Wed Nov 16, 2005 01:53 PM ET
By Bill Berkrot and Ransdell Pierson

DALLAS, Nov 16 (Reuters) - Abbott Laboratories Inc.'s experimental heart failure drug, Simdax, failed to significantly improve survival over the current standard treatment for the sickest patients after 180 days, according to a new study presented on Wednesday.

The drug showed some survival benefit after five days and also after one month in the 1,327 patient study comparing it with dobutamine, which was also statistically insignificant.

Simdax fell short of the main goal of reducing death by 25 percent after six months, instead reducing the rate by 8 percent, researchers who presented the data said at the American Heart Association annual scientific meeting in Dallas. The results, which come only two days after mixed findings in another study of Simdax that showed symptom improvement, spurred a renewed sell-off in Abbott's stock.

Shares of the company, which is based in suburban Chicago, slumped 2.7 percent to a new low for the year. They fell more than 7 percent on Monday, as investors focused on side effects such as dangerously low blood pressure and hearth-rhythm problems seen in the symptom-relief study.

At least one analyst said the latest findings will kill the chances of Simdax -- the most important drug in Abbott's developmental pipeline -- being approved in the United States. Simdax is already approved in many other countries.

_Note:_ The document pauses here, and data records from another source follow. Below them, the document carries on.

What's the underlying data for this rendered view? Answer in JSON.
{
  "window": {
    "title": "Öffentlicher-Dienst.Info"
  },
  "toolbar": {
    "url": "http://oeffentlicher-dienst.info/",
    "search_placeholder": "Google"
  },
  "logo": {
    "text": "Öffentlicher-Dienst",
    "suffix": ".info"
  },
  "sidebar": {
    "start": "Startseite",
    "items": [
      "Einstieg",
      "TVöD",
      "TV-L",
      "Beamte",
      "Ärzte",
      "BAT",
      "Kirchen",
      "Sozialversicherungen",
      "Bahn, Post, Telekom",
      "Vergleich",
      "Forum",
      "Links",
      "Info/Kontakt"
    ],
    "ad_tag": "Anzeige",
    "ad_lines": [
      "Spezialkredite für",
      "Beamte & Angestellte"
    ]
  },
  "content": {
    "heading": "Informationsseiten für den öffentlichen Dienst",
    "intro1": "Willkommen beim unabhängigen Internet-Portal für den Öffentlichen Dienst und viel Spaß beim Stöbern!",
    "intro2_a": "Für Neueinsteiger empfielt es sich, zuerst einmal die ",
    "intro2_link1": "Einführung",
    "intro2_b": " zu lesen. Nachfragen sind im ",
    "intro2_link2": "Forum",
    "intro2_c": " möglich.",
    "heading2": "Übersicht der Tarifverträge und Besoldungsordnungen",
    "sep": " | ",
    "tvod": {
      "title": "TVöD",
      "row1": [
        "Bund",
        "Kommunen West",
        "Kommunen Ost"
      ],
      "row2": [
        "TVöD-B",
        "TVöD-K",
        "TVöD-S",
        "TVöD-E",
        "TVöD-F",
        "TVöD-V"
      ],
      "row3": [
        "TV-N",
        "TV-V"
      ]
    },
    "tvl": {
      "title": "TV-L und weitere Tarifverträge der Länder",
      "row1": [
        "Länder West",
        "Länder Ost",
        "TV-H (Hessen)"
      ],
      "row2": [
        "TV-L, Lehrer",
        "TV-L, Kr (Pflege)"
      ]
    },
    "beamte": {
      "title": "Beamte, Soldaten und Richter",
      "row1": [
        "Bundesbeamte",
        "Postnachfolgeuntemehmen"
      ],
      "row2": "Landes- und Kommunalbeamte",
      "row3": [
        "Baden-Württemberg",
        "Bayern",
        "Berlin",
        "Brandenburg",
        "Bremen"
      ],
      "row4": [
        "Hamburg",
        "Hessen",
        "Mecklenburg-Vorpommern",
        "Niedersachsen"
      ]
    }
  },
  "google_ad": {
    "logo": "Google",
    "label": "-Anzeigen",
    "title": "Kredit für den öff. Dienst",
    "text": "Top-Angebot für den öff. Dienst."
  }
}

"This product likely won't make it to market," said JP Morgan analyst Michael Weinstein, who cited the lack of a survival benefit and continued heart rhythm irregularities. Weinstein said U.S. regulators will likely require more trial data on the drug's safety and effectiveness, particularly in view of recent questions about the safety of Johnson and Johnson's ( JNJ ) Natrecor medicine for heart failure.

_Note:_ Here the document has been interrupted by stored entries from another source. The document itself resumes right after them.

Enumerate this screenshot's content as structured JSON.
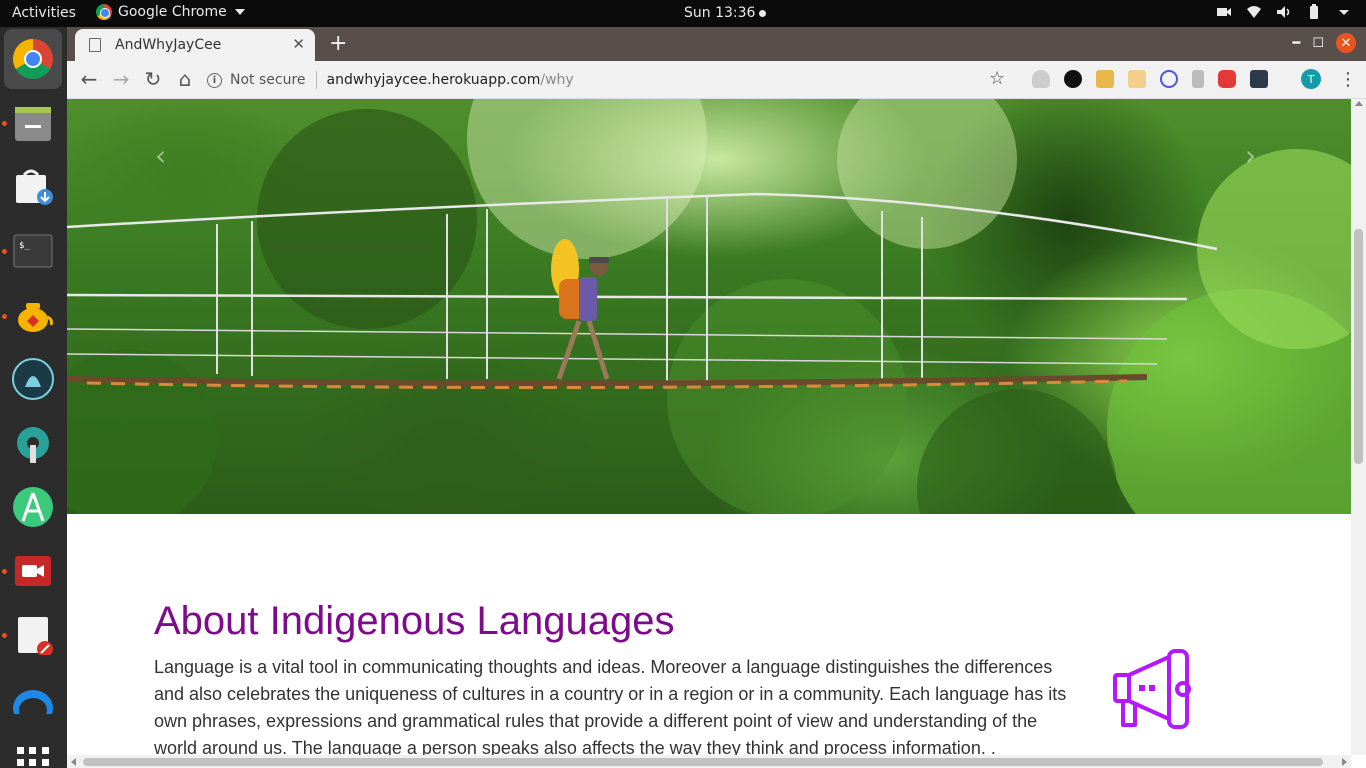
{
  "system": {
    "activities_label": "Activities",
    "app_name": "Google Chrome",
    "clock": "Sun 13:36"
  },
  "dock": {
    "items": [
      {
        "name": "chrome",
        "icon": "chrome-icon",
        "active": true
      },
      {
        "name": "files",
        "icon": "files-icon"
      },
      {
        "name": "software",
        "icon": "download-bag-icon"
      },
      {
        "name": "terminal",
        "icon": "terminal-icon"
      },
      {
        "name": "teapot",
        "icon": "teapot-icon"
      },
      {
        "name": "gitkraken",
        "icon": "kraken-icon"
      },
      {
        "name": "settings",
        "icon": "wrench-gear-icon"
      },
      {
        "name": "android-studio",
        "icon": "android-studio-icon"
      },
      {
        "name": "recorder",
        "icon": "video-camera-icon"
      },
      {
        "name": "editor",
        "icon": "document-edit-icon"
      },
      {
        "name": "app",
        "icon": "blue-swoosh-icon"
      }
    ]
  },
  "browser": {
    "tab_title": "AndWhyJayCee",
    "new_tab_label": "+",
    "security_label": "Not secure",
    "url_host": "andwhyjaycee.herokuapp.com",
    "url_path": "/why",
    "profile_initial": "T"
  },
  "content": {
    "title": "About Indigenous Languages",
    "body": "Language is a vital tool in communicating thoughts and ideas. Moreover a language distinguishes the differences and also celebrates the uniqueness of cultures in a country or in a region or in a community. Each language has its own phrases, expressions and grammatical rules that provide a different point of view and understanding of the world around us. The language a person speaks also affects the way they think and process information. .",
    "hero_icon": "rope-bridge-jungle-photo",
    "side_icon": "megaphone-icon",
    "accent_color": "#7e0a8c",
    "megaphone_color": "#b517ff"
  }
}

"While the ambitious end-point for the trial was not met, important survival trends attributed to levosimendan (Simdax) were seen early in the trial," Dr. Alexandre Mebazaa, the study's lead investigator, said at the heart meeting. Mebazaa said the slight "trend" toward survival soon after treatment and the symptom relief seen in the earlier trial, were signs the drug is working.

Heart failure is a hard-to-treat condition in which the weakened heart is unable to adequately pump blood, causing shortness of breath and extreme weakness that cause millions of hospitalizations each year in the United States. Dobutamine, which helps the heart contract, for years has been the standard of care for the sickest heart failure patients, but has limited benefits and has not been widely studied despite its wide usage.

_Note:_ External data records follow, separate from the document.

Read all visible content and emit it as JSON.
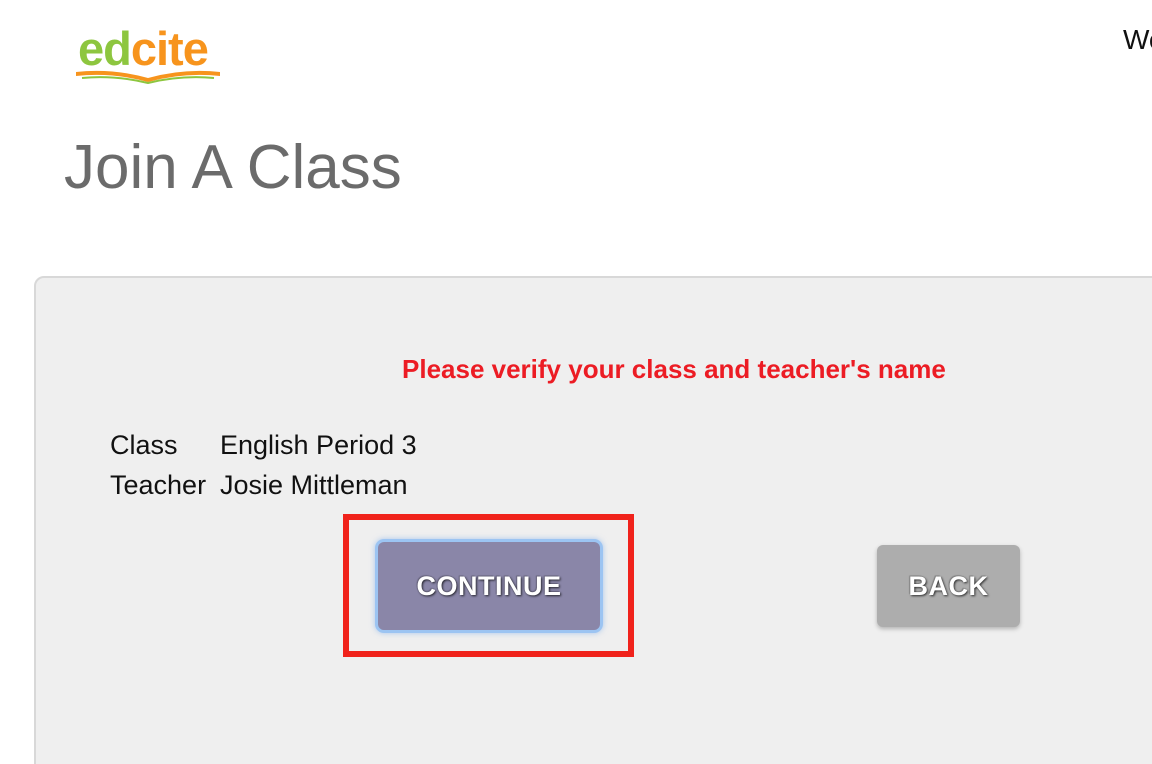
{
  "header": {
    "logo": {
      "part1": "ed",
      "part2": "cite",
      "part1_color": "#8dc63f",
      "part2_color": "#f7941d",
      "icon": "open-book-icon"
    },
    "welcome_text": "We"
  },
  "page": {
    "title": "Join A Class"
  },
  "panel": {
    "message": "Please verify your class and teacher's name",
    "message_color": "#ec1c24",
    "class_label": "Class",
    "class_value": "English Period 3",
    "teacher_label": "Teacher",
    "teacher_value": "Josie Mittleman"
  },
  "actions": {
    "continue_label": "CONTINUE",
    "back_label": "BACK",
    "highlight_color": "#f0221b"
  }
}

In the separate trial described on Monday, patients with worsening heart failure taking Simdax and a standard treatment were found to have a greater likelihood of clinical improvement and lower risk of deterioration than those who received a range of standard treatments.

The medicine is sold in some European markets by Finnish drugmaker Orion, which licensed the U.S. rights to Abbott. Orion shares fell 9.7 percent in Helsinki.

Since mid-July, Abbott's shares have fallen nearly 20 percent, compared with the American Stock Exchange Pharmaceutical Index , which is down nearly 5 percent for the period.